A PCR machine or thermal cycler is a laboratory equipment used for amplifying small segments of DNA. It plays an integral role in wide-ranging applications, including cloning, library generations, mutagenesis, expression profiling, and more.
Thanks to the advances in technology, PCR has revolutionized the detection of RNA and DNA and evolved from conventional to digital. Digital PCR systems offer a novel approach to PCR, enabling more precise detection and quantification of nucleic acids.
What Exactly Is PCR?
PCR is a shorthand for a polymerase chain reaction, a molecular biology process that allows for rapid production of specific DNA sequences.
As with other laboratory procedures, polymerase chain reaction involves a series of steps and various components. The standard components required for PCR include:
- a DNA sample
- specific DNA primers
- four kinds of DNA nucleotides
- DNA polymerase
- a conventional or digital PCR machine
The PCR process begins with denaturation. In this first step, the two strands in the DNA double helix are separated. The separation happens by denaturing or raising the mixture’s temperature to break the hydrogen bonds between the complementary DNA strands.
Next to denaturation is annealing. The temperature is approximately 5 °C below the melting temperature of the primers (often 45–60 °C) to bind primers to the target DNA sequences and initiate polymerization.
The last step is extension or elongation. Here, the reaction is rapidly heated to 72 °C, which is the optimal temperature for DNA polymerase activity. This process enables the DNA polymerase to elongate or extend the PCR primer accurately, making a copy of the target DNA.
Weighing the Differences of Digital PCR & Traditional PCR
While traditional PCR and digital PCR (dPCR) both visualize specific DNA sequences, these two techniques differ in many ways. The former is semi-quantitative, while the latter allows absolute quantification of nucleic acids.
Traditional PCR
Traditional PCR methods or machines use Agarose gels for the detection of PCR amplification at the final phase of the PCR reaction. Agarose gel electrophoresis is a basic technique in molecular biology, which is commonly used for the analysis of PCR products, plasmid DNA, and products of restriction enzyme digestion.
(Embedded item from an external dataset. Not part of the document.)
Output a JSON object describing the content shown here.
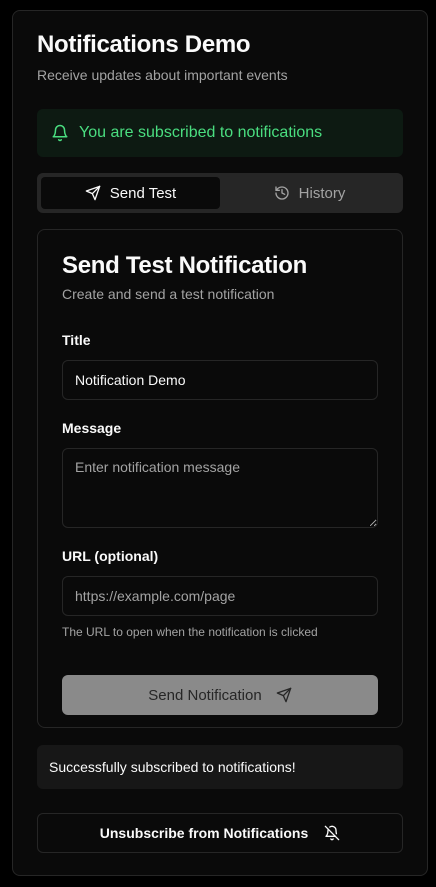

It may take time to obtain the Agarose gel results because of the end-point detection. The results are not automated and based only on size discrimination, which may not be very precise.
Below are a few of the drawbacks of end-point detection:
- poor accuracy
- low sensitivity
- low resolution
- non – automated
- post PCR processing
- short dynamic range < 2 logs
- size-based discrimination only
As discussed, conventional PCR produces semi-quantitative results. The results are not expressed in numbers and visualized using an intercalating dye such as ethidium bromide or Sybr Safe.
Additionally, the concentration of nucleic acids is determined by comparing the amplified band intensity on an electrophoresis gel to a known standard.
Since it involves amplification of DNA, this PCR technique is limited to sequencing, genotyping, and cloning.
What only sets traditional PCR is that the machine used in this method is relatively cheaper than a digital PCR machine. Clinical facilities typically house a conventional thermal cycler to use for genetic testing or diagnosing diseases.
Digital PCR
As the name suggests, digital PCR amplifies nucleic acids in a digital format. It also directly quantifies and facilitates the measurement of the actual number of molecules or the target DNA.
This technique follows the concept of limiting dilutions. The sample is diluted and split into several thousands of sub-reactions to classify individual target copies as either positive (containing target) or negative (no target present).
Because the fraction of positive and negative reactions is measured, digital PCR can determine the absolute quantification of the target concentration. The precise measurement it creates makes dPCR ideal for applications requiring the detection of tiny quantities of nucleic acid sample including:
- single-cell analysis
- rare sequence detection
- rare gene expression analysis
- copy number variation analysis
For these reasons, a digital PCR machine suits the needs of clinical laboratories. This type of thermal cycler provides a precise measure of DNA molecules, better detection of low-copy-number variants, and is less affected by poor amplification efficiency and sample inhibitors.
However, dPCR also has its limitations. Digital PCR systems have lower throughput. They generally accommodate a smaller input sample volume per reaction than most common qPCR platforms do.
Summary of Key Differences between Traditional & Digital PCR
|
Traditional PCR |
Digital PCR |
|
|
|
|
|
|
|
|
|
|
|
|
The Takeaway
Traditional PCR is limiting because it measures the plateau phase or end-point of PCR reaction. Digital PCR, on the other hand, partitions a sample into many individual real-time PCR reactions, generating an absolute answer for the exact number of target molecules in the sample.
These key differences of the two PCR techniques are also crucial buying factors to know whether a clinical or research laboratory needs a traditional or a digital PCR machine.